John Chen, BlackBerry non vende la privacy dei propri clienti

John Chen, BlackBerry non vende la privacy dei propri clienti

Lunedì notte, negli Stati Uniti, è stata firmata una nuova legislazione che permette ai fornitori di servizi Internet (ISP) la possibilità di monitorare legalmente la vostra attività online. Prima di questa nuova normativa, questi fornitori dovevano ottenere il permesso del cliente in anticipo attraverso un processo di opt-in. Ma con questa nuova legge non sarà più così.
 

John Chen ha voluto condividere la posizione di BlackBerry in materia di privacy che rimane invariata nonostante queste nuove leggi:

“Voglio rassicurare i dipendenti e i clienti che BlackBerry continuerà a fornire i più alti standard di sicurezza, che includono un approccio opt-in di massima protezione. La nostra politica sulla privacy non cambierà. Noi non guardiamo di monetizzare le informazioni dei nostri clienti e mettere in pericolo la loro privacy. Mentre è importante che il governo degli Stati Uniti stia prendendo provvedimenti per alleviare gli oneri normativi per le imprese, invadere la privacy è qualcosa che tutti nel settore della tecnologia dovrebbe rifiutare. Lavorando insieme per proteggere le informazioni private dei nostri clienti possiamo inviare un messaggio chiaro agli americani che la privacy non è in vendita.”

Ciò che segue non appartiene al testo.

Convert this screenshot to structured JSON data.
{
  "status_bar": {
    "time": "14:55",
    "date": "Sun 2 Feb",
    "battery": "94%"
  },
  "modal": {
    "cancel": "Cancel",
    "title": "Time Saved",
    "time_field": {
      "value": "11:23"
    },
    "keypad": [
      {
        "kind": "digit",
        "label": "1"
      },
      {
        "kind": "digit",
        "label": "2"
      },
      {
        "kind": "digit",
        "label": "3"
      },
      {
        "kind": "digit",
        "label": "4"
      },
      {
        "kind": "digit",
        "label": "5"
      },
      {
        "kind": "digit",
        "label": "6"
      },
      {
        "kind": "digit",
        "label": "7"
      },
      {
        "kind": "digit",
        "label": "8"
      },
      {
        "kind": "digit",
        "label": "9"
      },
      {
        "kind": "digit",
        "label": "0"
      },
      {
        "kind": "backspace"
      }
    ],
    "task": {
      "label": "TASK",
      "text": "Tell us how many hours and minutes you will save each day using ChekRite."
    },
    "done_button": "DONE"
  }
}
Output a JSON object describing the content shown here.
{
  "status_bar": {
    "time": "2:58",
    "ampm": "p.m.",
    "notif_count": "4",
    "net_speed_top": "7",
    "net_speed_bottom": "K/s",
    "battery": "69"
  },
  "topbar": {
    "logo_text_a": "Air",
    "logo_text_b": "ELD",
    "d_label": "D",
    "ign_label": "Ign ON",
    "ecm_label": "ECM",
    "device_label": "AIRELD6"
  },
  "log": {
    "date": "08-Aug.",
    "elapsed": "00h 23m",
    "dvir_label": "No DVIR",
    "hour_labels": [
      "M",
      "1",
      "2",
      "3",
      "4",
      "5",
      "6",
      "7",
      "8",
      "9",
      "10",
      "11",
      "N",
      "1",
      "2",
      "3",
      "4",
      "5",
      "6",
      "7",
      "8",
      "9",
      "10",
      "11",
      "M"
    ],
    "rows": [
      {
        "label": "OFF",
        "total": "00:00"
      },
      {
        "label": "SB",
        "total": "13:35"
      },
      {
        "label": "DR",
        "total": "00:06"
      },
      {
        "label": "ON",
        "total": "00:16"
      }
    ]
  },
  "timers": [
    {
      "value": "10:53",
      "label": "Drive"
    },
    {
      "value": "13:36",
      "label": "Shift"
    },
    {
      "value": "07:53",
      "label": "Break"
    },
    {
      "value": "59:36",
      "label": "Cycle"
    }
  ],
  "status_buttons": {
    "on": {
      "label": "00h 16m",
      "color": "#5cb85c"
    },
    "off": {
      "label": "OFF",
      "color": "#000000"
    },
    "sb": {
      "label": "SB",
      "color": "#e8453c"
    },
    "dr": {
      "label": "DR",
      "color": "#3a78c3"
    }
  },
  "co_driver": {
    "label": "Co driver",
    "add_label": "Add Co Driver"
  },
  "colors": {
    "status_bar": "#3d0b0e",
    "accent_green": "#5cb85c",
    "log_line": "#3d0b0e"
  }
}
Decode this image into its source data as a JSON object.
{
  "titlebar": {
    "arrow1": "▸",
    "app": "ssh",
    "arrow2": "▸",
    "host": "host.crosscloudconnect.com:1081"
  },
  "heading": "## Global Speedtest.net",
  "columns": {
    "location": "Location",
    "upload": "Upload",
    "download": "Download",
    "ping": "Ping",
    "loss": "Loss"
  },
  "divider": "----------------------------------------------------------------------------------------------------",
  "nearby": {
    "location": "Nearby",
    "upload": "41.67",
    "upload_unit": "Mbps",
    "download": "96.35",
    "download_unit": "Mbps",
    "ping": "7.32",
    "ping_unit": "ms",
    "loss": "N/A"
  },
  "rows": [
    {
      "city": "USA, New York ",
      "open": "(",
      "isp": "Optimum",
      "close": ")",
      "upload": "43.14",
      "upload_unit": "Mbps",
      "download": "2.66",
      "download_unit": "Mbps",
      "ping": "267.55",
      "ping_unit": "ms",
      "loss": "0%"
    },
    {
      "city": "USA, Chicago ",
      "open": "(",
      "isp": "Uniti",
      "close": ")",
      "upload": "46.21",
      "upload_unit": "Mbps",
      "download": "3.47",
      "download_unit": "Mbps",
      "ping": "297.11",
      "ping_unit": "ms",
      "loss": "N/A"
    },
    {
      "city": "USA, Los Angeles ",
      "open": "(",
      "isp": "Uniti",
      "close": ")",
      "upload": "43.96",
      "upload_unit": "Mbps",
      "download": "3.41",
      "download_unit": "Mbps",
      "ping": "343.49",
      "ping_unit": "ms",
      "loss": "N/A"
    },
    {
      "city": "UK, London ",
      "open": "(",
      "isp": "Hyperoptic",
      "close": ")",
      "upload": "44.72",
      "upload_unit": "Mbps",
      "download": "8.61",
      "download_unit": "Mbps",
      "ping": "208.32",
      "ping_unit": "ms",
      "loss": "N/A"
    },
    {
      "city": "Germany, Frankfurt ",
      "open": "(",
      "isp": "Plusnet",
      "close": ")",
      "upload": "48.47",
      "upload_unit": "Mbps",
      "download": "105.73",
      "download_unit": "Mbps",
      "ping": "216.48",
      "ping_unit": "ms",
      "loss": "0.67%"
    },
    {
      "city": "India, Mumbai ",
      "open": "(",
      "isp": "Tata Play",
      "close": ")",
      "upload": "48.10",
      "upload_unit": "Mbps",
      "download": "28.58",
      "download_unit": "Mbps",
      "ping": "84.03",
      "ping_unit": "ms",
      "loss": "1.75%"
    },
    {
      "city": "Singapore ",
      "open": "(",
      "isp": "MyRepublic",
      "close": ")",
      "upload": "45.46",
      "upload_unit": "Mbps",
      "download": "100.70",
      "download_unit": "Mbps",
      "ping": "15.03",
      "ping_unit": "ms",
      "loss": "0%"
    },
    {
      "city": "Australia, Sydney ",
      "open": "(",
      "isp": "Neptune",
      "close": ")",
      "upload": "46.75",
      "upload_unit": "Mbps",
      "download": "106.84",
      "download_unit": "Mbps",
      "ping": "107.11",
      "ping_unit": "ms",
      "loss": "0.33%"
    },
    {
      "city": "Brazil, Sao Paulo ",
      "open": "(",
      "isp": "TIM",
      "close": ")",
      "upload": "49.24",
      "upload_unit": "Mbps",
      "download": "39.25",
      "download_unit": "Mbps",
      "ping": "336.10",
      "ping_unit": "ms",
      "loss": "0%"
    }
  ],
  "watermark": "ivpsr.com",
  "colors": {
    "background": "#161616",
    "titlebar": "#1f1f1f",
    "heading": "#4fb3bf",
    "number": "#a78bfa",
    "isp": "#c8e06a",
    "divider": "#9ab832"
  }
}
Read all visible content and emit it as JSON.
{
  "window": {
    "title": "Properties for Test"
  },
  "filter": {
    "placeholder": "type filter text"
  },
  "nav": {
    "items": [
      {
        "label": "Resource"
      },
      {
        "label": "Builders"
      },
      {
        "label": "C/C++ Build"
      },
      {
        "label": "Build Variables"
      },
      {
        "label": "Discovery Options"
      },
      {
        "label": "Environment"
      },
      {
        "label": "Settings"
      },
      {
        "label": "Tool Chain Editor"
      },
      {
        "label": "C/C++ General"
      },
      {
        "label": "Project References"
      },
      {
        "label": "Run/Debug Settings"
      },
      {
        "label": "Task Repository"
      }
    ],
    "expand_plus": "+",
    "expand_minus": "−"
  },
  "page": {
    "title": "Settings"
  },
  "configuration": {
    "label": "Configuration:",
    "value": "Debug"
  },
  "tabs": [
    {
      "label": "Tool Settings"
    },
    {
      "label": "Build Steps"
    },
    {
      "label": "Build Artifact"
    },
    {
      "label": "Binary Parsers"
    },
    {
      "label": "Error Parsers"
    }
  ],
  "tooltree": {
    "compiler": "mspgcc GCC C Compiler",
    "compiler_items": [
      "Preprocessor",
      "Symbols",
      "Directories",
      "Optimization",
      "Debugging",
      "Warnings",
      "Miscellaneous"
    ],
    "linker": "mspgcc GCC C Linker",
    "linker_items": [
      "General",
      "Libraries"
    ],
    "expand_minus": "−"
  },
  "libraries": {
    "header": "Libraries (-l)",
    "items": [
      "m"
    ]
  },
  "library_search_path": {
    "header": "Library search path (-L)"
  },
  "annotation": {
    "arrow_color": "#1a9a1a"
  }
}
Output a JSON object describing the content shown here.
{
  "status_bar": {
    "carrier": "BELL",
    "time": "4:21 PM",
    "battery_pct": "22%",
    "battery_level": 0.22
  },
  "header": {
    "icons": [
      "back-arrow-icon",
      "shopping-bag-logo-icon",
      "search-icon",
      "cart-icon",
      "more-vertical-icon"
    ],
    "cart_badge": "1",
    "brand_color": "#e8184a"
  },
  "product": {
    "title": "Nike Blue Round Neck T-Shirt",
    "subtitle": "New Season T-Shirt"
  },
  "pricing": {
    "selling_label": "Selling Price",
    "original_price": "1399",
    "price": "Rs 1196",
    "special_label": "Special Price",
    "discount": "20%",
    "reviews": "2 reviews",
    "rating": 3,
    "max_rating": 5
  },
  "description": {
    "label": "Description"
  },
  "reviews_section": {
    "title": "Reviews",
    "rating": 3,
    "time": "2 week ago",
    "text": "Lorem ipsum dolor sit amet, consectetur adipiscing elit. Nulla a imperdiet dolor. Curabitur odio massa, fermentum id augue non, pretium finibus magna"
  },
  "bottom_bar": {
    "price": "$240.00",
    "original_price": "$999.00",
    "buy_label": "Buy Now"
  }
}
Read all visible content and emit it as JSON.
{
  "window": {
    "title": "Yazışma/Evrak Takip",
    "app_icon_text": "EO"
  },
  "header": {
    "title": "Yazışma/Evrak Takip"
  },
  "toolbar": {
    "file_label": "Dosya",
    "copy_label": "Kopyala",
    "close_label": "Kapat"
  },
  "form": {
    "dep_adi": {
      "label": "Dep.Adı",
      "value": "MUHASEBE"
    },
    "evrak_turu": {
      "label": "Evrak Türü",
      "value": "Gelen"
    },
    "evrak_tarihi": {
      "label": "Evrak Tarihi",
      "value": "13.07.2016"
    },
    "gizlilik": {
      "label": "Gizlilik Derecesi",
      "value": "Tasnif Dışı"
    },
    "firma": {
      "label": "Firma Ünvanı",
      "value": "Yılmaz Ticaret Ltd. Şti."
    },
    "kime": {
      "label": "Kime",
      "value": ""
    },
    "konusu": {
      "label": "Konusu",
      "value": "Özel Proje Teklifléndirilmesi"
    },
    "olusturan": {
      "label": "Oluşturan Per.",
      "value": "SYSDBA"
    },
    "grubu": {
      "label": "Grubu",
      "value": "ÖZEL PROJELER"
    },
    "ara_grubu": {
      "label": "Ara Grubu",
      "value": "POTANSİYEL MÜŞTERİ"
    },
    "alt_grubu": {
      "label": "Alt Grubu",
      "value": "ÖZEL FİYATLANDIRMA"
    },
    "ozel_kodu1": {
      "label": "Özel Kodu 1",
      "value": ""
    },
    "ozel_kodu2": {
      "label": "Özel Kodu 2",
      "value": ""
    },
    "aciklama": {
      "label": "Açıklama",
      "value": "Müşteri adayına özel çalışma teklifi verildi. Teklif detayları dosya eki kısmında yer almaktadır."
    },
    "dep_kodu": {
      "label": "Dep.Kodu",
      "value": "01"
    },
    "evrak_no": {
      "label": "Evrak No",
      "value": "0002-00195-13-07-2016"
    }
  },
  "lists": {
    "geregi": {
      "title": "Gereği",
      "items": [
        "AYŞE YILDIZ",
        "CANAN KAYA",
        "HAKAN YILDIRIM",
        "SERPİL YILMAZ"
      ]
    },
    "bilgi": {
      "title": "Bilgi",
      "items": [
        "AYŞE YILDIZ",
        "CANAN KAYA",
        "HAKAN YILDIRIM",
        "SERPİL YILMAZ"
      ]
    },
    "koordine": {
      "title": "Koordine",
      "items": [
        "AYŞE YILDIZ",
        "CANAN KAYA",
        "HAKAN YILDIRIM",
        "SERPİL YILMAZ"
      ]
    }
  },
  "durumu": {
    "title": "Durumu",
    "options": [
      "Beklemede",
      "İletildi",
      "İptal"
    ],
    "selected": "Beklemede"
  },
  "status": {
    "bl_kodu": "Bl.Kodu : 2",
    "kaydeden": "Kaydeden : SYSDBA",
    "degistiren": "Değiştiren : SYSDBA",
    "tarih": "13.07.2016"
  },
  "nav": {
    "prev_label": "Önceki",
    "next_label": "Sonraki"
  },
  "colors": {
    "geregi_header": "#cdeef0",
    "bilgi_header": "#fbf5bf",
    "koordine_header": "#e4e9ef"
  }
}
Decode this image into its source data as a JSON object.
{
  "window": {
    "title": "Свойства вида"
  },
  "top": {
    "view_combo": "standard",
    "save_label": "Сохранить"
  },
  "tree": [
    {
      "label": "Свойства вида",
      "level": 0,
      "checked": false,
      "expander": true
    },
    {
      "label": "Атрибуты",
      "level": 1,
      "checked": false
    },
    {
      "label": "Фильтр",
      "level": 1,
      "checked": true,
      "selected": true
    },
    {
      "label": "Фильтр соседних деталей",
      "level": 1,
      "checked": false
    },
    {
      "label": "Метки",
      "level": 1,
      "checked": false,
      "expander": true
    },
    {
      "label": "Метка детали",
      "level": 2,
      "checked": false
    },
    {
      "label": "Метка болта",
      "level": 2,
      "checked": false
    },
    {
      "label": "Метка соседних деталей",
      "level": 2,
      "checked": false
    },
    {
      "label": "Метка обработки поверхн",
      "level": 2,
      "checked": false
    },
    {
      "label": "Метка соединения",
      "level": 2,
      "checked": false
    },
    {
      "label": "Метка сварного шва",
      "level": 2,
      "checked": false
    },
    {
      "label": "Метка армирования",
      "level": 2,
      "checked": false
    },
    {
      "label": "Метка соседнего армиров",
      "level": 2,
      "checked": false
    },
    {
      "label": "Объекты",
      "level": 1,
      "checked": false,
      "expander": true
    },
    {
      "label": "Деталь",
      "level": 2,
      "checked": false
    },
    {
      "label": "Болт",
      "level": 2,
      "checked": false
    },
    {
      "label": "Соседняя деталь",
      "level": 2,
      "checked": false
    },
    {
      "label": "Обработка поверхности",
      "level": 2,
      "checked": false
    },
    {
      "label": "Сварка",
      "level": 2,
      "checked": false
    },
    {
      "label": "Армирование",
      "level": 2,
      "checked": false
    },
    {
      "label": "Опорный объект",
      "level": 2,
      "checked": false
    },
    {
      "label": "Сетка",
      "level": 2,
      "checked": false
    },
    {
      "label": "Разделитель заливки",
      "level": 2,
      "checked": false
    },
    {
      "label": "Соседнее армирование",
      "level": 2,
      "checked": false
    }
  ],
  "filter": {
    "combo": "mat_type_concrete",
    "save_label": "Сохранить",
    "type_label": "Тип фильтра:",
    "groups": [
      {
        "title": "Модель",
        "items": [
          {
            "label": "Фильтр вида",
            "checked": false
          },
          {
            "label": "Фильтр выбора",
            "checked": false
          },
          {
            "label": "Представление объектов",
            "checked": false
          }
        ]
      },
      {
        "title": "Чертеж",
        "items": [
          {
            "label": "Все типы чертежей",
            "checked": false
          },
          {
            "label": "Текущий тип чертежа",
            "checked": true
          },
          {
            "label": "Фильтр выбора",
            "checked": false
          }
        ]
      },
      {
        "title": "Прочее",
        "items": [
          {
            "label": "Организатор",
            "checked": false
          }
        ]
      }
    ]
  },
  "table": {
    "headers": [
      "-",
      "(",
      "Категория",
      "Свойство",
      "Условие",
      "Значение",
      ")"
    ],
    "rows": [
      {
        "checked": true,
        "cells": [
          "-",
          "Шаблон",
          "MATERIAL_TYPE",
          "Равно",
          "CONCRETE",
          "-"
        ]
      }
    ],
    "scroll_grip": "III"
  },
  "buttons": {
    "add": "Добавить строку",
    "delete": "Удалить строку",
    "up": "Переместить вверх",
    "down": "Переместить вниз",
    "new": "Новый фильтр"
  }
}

In base a tale nuova normativa i service provider possono raccogliere dati sulle abitudini di navigazione, cronologia di utilizzo di app, dati di localizzazione e anche i numeri di previdenza sociale. Mentre alcuni ritengono che i loro dati personali possono essere venduto al miglior offerente, il nuovo presidente FCC Ajit Pai ritiene che le norme sono ingiuste quando guardando la neutralità della rete. Molti ISP hanno rilasciato dichiarazioni che manterranno lo status quo non vendono i dati dei clienti, ma la raccolta è già in corso.

Per quello che attiene BlackBerry, è possibile saperne di più sul loro impegno per la privacy visitando questo link.